3 thoughts on “The Man Behind Wisconsin’s Iron Mine”

  1. G. Prime says:

    While I share completely your sentiments, I have to state that not one ounce of iron ore is going to be commercially mined; but not because of environmental reasons, not because of local quality of life concerns, not because of issues with the native americans, and not because of progressive political pressure–no, the mine will never open because it is impossible to make money mining from this deposit. That said, conservatives are sure to place the blame for the eventual re-abandonment of the mine (it was shuttered in 1966 because of cost pressures at the height of the Vietnam War, that should tell you something) with progressives, democrats, native americans and environmentalists.

    When Cline Coal was hot to mine this near-vertical deposit of ore the price of iron ore was $180.00 a ton and was thought to be heading towards $200.00 a ton. Just last week the price in Australia (far closer to the China market) was under $80.00(U.S.)/ton, with a major portion of that decline coming in the last 9 months. You cannot, absolutely, mine that deposit of iron ore, and make money at $80.00/ton. Industry observers think the price could reach $60.00 a ton. Mines are closing not only here in the U.S., but in China. Only the very biggest, easiest to mine, with the cheapest labor will be open in six months.

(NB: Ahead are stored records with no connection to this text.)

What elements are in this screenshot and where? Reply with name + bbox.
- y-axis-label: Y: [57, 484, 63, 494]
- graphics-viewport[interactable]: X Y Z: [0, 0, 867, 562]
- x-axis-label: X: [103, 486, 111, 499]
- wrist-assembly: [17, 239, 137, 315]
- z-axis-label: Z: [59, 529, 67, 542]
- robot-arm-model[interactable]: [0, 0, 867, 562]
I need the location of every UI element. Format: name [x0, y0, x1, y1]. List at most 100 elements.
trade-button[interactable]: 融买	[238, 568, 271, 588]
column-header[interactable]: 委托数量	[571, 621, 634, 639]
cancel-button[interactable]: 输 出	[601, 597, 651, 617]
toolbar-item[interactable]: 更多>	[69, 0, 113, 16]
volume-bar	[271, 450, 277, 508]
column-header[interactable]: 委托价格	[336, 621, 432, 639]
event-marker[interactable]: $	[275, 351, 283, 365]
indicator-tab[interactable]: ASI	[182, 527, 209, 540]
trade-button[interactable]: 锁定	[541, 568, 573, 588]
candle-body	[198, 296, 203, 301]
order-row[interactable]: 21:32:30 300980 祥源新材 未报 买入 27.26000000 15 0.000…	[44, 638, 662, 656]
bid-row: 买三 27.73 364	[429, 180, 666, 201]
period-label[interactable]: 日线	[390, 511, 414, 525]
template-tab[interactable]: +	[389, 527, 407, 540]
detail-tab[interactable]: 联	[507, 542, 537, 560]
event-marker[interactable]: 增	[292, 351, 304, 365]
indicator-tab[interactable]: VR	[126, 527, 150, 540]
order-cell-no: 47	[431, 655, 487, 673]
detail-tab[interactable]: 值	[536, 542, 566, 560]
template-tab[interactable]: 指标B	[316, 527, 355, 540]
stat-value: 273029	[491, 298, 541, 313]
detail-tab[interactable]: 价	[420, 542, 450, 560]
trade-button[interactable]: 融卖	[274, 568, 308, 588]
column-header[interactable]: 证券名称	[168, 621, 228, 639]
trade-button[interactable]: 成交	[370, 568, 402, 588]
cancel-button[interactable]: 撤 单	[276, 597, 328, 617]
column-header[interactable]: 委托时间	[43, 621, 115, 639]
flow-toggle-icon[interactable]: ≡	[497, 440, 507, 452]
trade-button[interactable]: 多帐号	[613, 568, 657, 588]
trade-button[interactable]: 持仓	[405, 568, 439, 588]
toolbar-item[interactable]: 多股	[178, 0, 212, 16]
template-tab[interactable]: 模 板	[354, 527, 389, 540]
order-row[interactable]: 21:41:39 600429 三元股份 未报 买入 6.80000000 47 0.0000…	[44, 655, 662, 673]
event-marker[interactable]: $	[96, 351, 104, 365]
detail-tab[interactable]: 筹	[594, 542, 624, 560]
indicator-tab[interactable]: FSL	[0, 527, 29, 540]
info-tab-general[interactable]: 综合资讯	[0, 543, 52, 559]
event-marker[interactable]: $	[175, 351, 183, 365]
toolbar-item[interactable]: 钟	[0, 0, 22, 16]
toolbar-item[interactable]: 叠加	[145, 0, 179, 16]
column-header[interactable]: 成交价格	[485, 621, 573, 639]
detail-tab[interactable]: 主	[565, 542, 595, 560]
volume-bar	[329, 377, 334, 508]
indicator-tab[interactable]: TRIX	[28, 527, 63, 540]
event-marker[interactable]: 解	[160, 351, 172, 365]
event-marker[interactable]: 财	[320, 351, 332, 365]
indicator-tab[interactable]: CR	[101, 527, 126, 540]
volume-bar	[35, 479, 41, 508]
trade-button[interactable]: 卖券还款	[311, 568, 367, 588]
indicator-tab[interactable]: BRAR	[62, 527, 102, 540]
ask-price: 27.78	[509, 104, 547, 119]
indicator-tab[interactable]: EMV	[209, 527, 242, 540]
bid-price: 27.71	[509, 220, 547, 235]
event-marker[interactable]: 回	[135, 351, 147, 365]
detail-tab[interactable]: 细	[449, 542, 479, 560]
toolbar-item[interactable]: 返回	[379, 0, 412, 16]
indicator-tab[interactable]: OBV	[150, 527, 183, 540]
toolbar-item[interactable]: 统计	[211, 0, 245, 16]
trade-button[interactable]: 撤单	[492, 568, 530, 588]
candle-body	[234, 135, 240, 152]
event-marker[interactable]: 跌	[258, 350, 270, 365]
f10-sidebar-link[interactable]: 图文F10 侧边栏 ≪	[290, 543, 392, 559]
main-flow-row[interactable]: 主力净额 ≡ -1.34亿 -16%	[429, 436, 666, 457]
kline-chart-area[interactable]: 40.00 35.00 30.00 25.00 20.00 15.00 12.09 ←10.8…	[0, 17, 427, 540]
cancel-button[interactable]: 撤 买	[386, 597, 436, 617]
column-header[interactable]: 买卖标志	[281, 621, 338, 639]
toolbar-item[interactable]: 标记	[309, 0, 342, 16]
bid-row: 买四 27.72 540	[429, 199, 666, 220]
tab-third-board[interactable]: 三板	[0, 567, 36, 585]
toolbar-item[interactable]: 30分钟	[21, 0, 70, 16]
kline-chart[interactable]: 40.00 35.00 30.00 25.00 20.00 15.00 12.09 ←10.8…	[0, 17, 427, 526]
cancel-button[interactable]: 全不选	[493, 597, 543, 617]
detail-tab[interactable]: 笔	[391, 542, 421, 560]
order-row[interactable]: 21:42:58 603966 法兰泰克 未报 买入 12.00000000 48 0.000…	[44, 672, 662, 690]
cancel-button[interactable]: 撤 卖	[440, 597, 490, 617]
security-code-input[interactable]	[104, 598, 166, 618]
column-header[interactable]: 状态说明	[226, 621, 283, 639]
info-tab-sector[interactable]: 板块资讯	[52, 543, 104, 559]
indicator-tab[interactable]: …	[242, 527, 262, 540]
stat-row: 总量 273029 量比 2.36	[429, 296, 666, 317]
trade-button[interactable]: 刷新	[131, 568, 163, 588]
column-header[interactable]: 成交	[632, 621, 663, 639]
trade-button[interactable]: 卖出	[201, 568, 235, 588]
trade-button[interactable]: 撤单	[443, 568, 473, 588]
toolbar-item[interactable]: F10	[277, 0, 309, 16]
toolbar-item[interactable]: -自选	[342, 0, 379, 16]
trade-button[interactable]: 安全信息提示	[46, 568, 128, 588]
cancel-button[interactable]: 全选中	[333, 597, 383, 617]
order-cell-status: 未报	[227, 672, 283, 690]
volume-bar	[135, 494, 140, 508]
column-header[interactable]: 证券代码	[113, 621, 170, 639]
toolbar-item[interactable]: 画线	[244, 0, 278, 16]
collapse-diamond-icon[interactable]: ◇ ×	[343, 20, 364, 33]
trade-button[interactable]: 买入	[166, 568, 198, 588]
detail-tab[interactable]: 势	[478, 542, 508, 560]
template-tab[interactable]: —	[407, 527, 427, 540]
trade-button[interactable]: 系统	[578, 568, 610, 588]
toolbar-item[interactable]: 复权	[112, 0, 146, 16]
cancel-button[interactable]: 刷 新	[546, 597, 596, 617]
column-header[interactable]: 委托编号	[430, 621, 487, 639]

    But brace yourself to hear how the environmentalists cost Wisconsin thousands of jobs, how the native americans prevented a major new employer from coming to the North Woods; how the democrats scared off Cline with “uncertainty”.

  2. Mark Furst says:

    It is a travesty that the mining jobs touted by the mine’s backers are in the 600 to 700 range (depending on how long the mine would be operated) yet roadblocks are continually put in the way of developing many thousands of renewable energy jobs. Same goes nationwide when you compare the (paltry) number of jobs the XL pipeline might generate compared with the nation renewable potential. Why can’t the dirty power companies simply get on board with making power (and money) in a different way rather than just buying power (the political kind).
    Oh yeah….. that would be difficult.

  3. Henry Jay says:

    The Upper Big Branch mine disaster was caused by high levels of methane gase. Not coal dust. Is the rest of this story as well-researched?